Mains: The small-market blues

From SABR member Rob Mains at Baseball Prospectus on January 17, 2018:

I don’t mean to pick on Pirates owner Bob Nutting. At least not him solely. But his quote above represents a widespread misperception in contemporary baseball: That small-market teams like the Pirates can’t compete with the rich teams in New York, Los Angeles, and Chicago.

Let’s start with this: From 1947 to 1964—that’s 18 years—there were 109 World Series games. Of those 109 games, 45—or 41 percent—were contested between two teams from New York. Another 52—or 48 percent—had one New York team. There were only 12 World Series games over an 18-year span that didn’t include any teams from New York.
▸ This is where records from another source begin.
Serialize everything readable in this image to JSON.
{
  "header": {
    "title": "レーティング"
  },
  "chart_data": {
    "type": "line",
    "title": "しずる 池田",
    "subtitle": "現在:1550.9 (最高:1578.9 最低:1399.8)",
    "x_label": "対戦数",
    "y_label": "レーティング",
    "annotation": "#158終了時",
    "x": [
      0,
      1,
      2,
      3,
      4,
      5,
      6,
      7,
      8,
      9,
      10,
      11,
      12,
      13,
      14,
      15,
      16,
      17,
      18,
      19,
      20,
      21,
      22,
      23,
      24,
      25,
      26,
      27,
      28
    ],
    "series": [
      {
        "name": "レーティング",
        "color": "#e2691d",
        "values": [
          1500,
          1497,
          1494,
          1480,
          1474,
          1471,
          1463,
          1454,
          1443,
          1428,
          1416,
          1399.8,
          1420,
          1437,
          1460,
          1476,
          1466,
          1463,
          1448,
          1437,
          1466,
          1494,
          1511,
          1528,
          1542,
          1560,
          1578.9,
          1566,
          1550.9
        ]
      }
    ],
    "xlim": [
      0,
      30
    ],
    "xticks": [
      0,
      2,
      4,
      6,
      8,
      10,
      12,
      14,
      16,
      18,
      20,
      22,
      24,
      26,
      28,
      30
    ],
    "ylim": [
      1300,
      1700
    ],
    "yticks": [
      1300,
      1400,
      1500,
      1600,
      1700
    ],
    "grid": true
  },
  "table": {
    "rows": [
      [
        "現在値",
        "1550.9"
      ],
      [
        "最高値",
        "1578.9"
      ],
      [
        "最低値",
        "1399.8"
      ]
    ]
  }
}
And if you give New York credit for the California-transplanted Giants and Dodgers, you get 56 games with two current or recent New York teams, 47 with one, and only six games—Cleveland’s 1948 triumph over Boston—that didn’t involve Gotham. Long before free agency, the rich big-city teams absolutely dominated the game.

By contrast, during the 18 years since 2000, there have been only seven World Series games involving two New York teams (and that was back in 2000) and 24 involving one. The domination of baseball by teams in the biggest markets? It just isn’t happening. Look at the numbers if you don’t believe me.